Signals of Inert Doublet Dark Matter in Neutrino Telescopes

TL;DR

This paper investigates how inert doublet dark matter particles can be captured by the Sun and Earth, leading to neutrino signals detectable by neutrino telescopes, thus providing a potential method to identify dark matter.

Contribution

It provides calculations of neutrino detection rates from inert doublet dark matter annihilations in the Sun and Earth, linking dark matter models to observable neutrino signals.

Findings

Neutrino signals from dark matter annihilations are potentially detectable.

The inert doublet model predicts specific neutrino fluxes from celestial bodies.

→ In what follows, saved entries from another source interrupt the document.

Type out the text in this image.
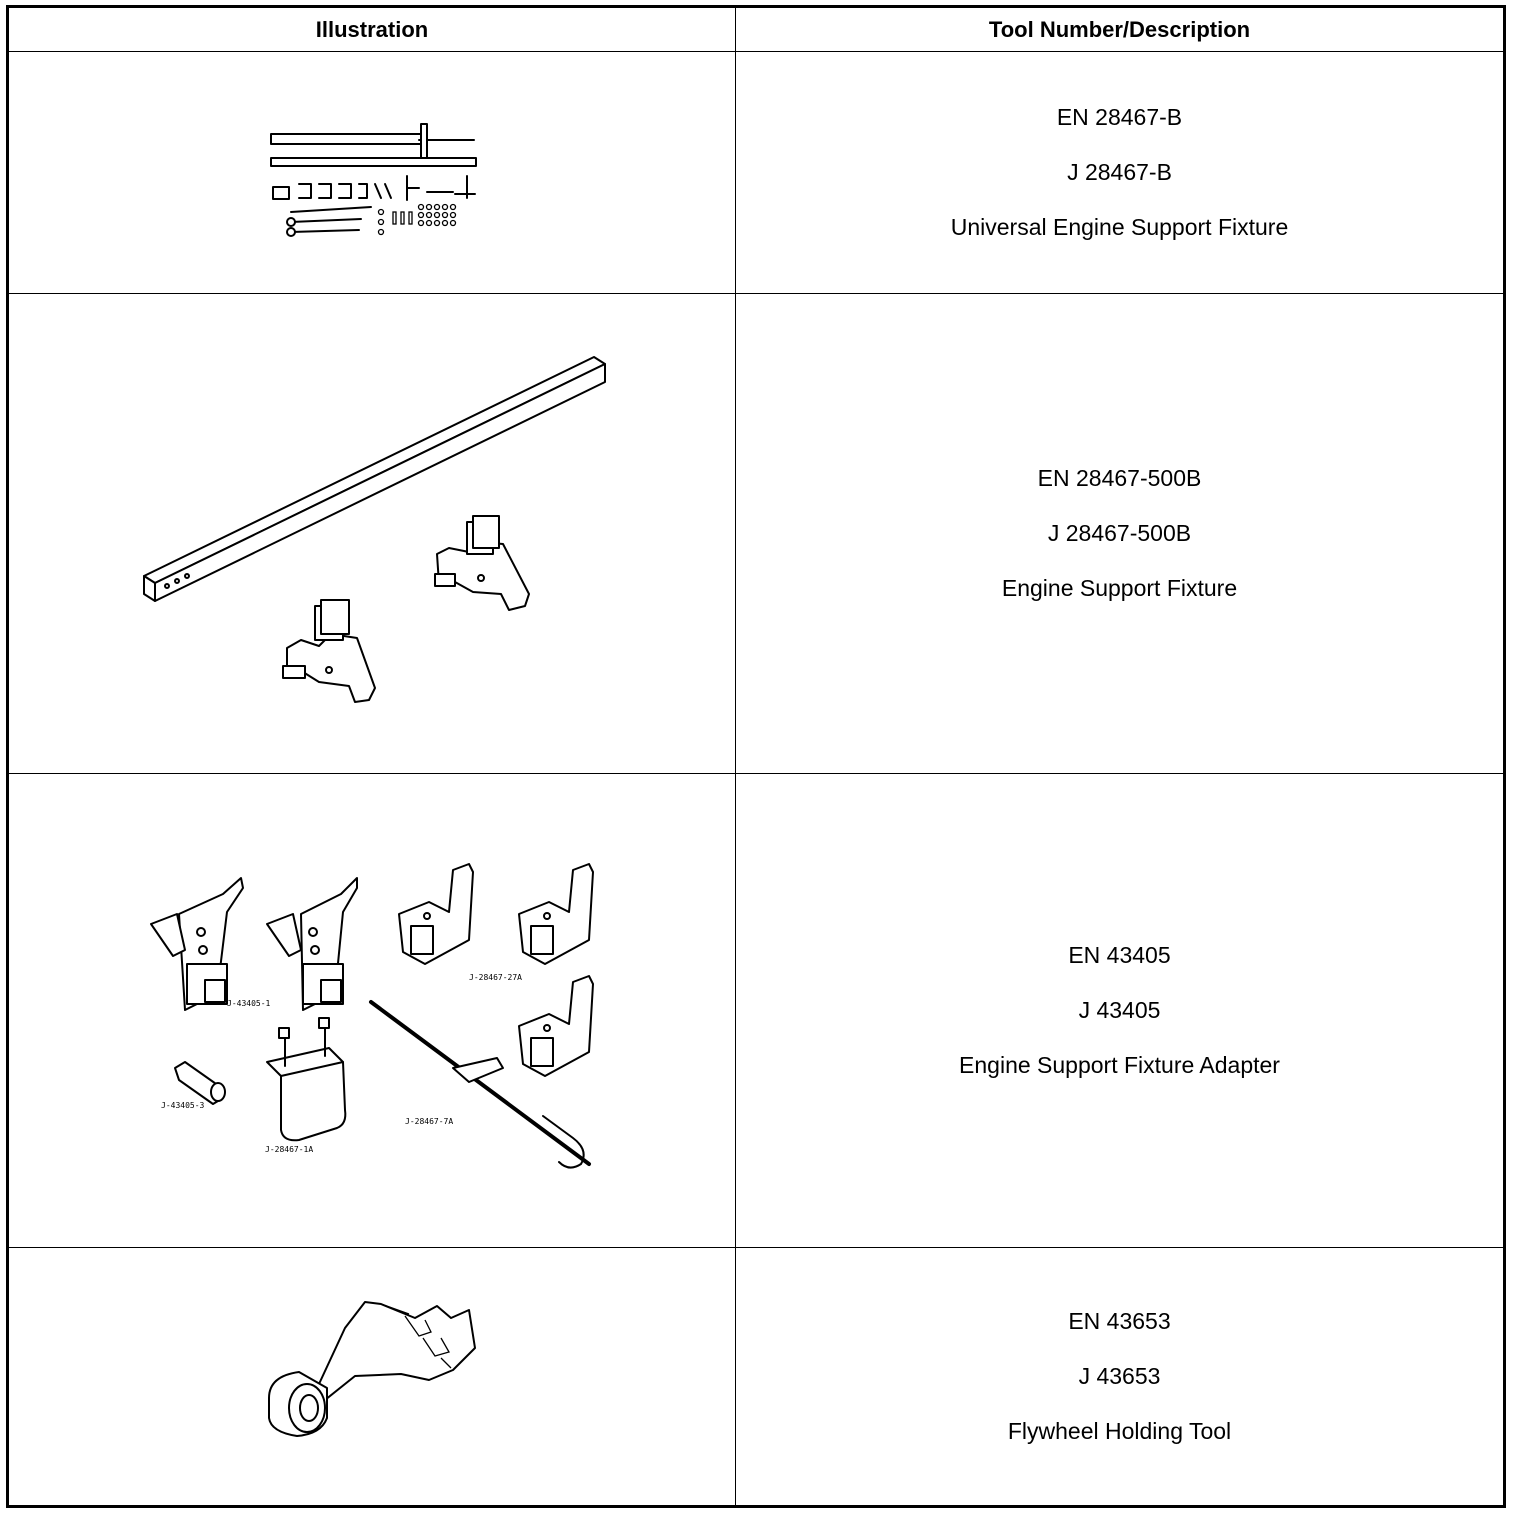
Illustration	Tool Number/Description

EN 28467-B

J 28467-B

Universal Engine Support Fixture

EN 28467-500B

J 28467-500B

Engine Support Fixture

J-43405-1
J-28467-27A
J-43405-3
J-28467-1A
J-28467-7A

EN 43405

J 43405

Engine Support Fixture Adapter

EN 43653

J 43653

Flywheel Holding Tool
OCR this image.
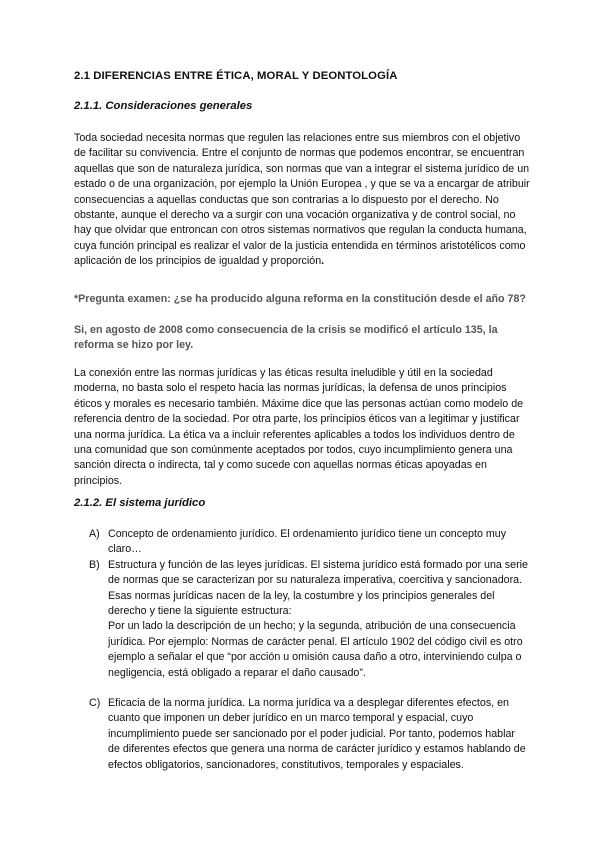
2.1 DIFERENCIAS ENTRE ÉTICA, MORAL Y DEONTOLOGÍA
2.1.1. Consideraciones generales

Toda sociedad necesita normas que regulen las relaciones entre sus miembros con el objetivo de facilitar su convivencia. Entre el conjunto de normas que podemos encontrar, se encuentran aquellas que son de naturaleza jurídica, son normas que van a integrar el sistema jurídico de un estado o de una organización, por ejemplo la Unión Europea , y que se va a encargar de atribuir consecuencias a aquellas conductas que son contrarias a lo dispuesto por el derecho. No obstante, aunque el derecho va a surgir con una vocación organizativa y de control social, no hay que olvidar que entroncan con otros sistemas normativos que regulan la conducta humana, cuya función principal es realizar el valor de la justicia entendida en términos aristotélicos como aplicación de los principios de igualdad y proporción.

*Pregunta examen: ¿se ha producido alguna reforma en la constitución desde el año 78?

Si, en agosto de 2008 como consecuencia de la crisis se modificó el artículo 135, la reforma se hizo por ley.

La conexión entre las normas jurídicas y las éticas resulta ineludible y útil en la sociedad moderna, no basta solo el respeto hacia las normas jurídicas, la defensa de unos principios éticos y morales es necesario también. Máxime dice que las personas actúan como modelo de referencia dentro de la sociedad. Por otra parte, los principios éticos van a legitimar y justificar una norma jurídica. La ética va a incluir referentes aplicables a todos los individuos dentro de una comunidad que son comúnmente aceptados por todos, cuyo incumplimiento genera una sanción directa o indirecta, tal y como sucede con aquellas normas éticas apoyadas en principios.

2.1.2. El sistema jurídico
A) Concepto de ordenamiento jurídico. El ordenamiento jurídico tiene un concepto muy claro…
B) Estructura y función de las leyes jurídicas. El sistema jurídico está formado por una serie de normas que se caracterizan por su naturaleza imperativa, coercitiva y sancionadora. Esas normas jurídicas nacen de la ley, la costumbre y los principios generales del derecho y tiene la siguiente estructura:
Por un lado la descripción de un hecho; y la segunda, atribución de una consecuencia jurídica. Por ejemplo: Normas de carácter penal. El artículo 1902 del código civil es otro ejemplo a señalar el que “por acción u omisión causa daño a otro, interviniendo culpa o negligencia, está obligado a reparar el daño causado”.
C) Eficacia de la norma jurídica. La norma jurídica va a desplegar diferentes efectos, en cuanto que imponen un deber jurídico en un marco temporal y espacial, cuyo incumplimiento puede ser sancionado por el poder judicial. Por tanto, podemos hablar de diferentes efectos que genera una norma de carácter jurídico y estamos hablando de efectos obligatorios, sancionadores, constitutivos, temporales y espaciales.
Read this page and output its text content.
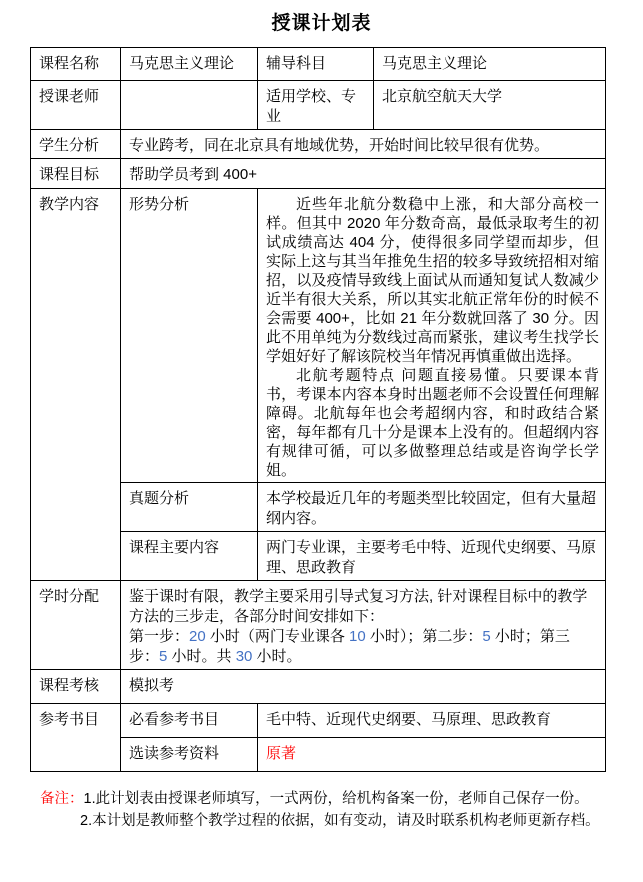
授课计划表
课程名称	马克思主义理论	辅导科目	马克思主义理论
授课老师		适用学校、专业	北京航空航天大学
学生分析	专业跨考，同在北京具有地域优势，开始时间比较早很有优势。		
课程目标	帮助学员考到 400+		
教学内容	形势分析	近些年北航分数稳中上涨，和大部分高校一样。但其中 2020 年分数奇高，最低录取考生的初试成绩高达 404 分，使得很多同学望而却步，但实际上这与其当年推免生招的较多导致统招相对缩招，以及疫情导致线上面试从而通知复试人数减少近半有很大关系，所以其实北航正常年份的时候不会需要 400+，比如 21 年分数就回落了 30 分。因此不用单纯为分数线过高而紧张，建议考生找学长学姐好好了解该院校当年情况再慎重做出选择。

北航考题特点 问题直接易懂。只要课本背书，考课本内容本身时出题老师不会设置任何理解障碍。北航每年也会考超纲内容，和时政结合紧密，每年都有几十分是课本上没有的。但超纲内容有规律可循，可以多做整理总结或是咨询学长学姐。	

	真题分析	本学校最近几年的考题类型比较固定，但有大量超纲内容。	
	课程主要内容	两门专业课，主要考毛中特、近现代史纲要、马原理、思政教育	
学时分配	鉴于课时有限，教学主要采用引导式复习方法, 针对课程目标中的教学方法的三步走，各部分时间安排如下：
第一步：20 小时（两门专业课各 10 小时）；第二步：5 小时；第三步：5 小时。共 30 小时。		
课程考核	模拟考		
参考书目	必看参考书目	毛中特、近现代史纲要、马原理、思政教育	
	选读参考资料	原著	

备注：1.此计划表由授课老师填写，一式两份，给机构备案一份，老师自己保存一份。

2.本计划是教师整个教学过程的依据，如有变动，请及时联系机构老师更新存档。
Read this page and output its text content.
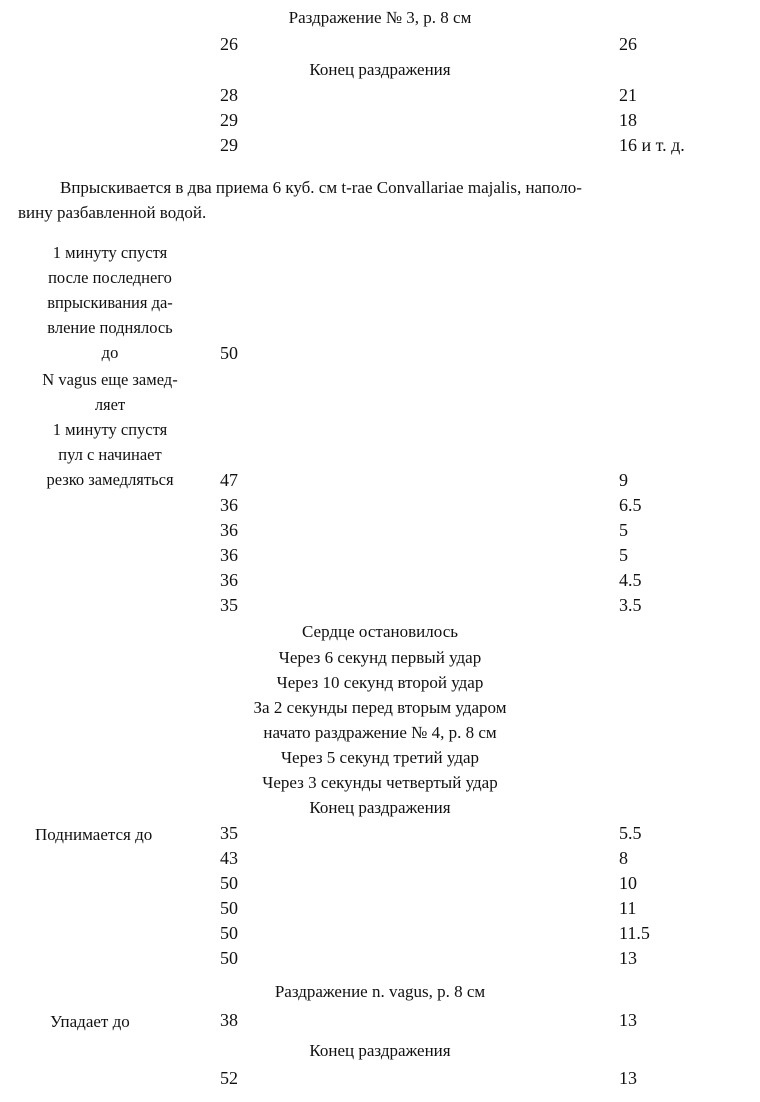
Раздражение № 3, р. 8 см
26	26
Конец раздражения
28	21
29	18
29	16 и т. д.
Впрыскивается в два приема 6 куб. см t-rae Convallariae majalis, наполо-
вину разбавленной водой.
1 минуту спустя
после последнего
впрыскивания да-
вление поднялось
до	50
N vagus еще замед-
ляет
1 минуту спустя
пул с начинает
резко замедляться	47	9
36	6.5
36	5
36	5
36	4.5
35	3.5
Сердце остановилось
Через 6 секунд первый удар
Через 10 секунд второй удар
За 2 секунды перед вторым ударом
начато раздражение № 4, р. 8 см
Через 5 секунд третий удар
Через 3 секунды четвертый удар
Конец раздражения
Поднимается до	35	5.5
43	8
50	10
50	11
50	11.5
50	13
Раздражение n. vagus, р. 8 см
Упадает до	38	13
Конец раздражения
52	13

Detection prospects depend on dark matter properties and telescope sensitivities.

Abstract

One of the simplest extensions of the Standard Model that explains the observed abundance of dark matter is the inert doublet model. In this theory a discrete symmetry ensures that the neutral component of an additional electroweak doublet scalar is stable, and constitutes a dark matter candidate. As massive bodies such as the Sun and Earth move through the dark matter halo, dark matter particles can become gravitationally trapped in their cores. Annihilations of these particles result in neutrinos, which can potentially be observed with neutrino telescopes. We calculate the neutrino detection rate at these experiments from inert doublet dark matter annihilations in the cores of the Sun and the Earth.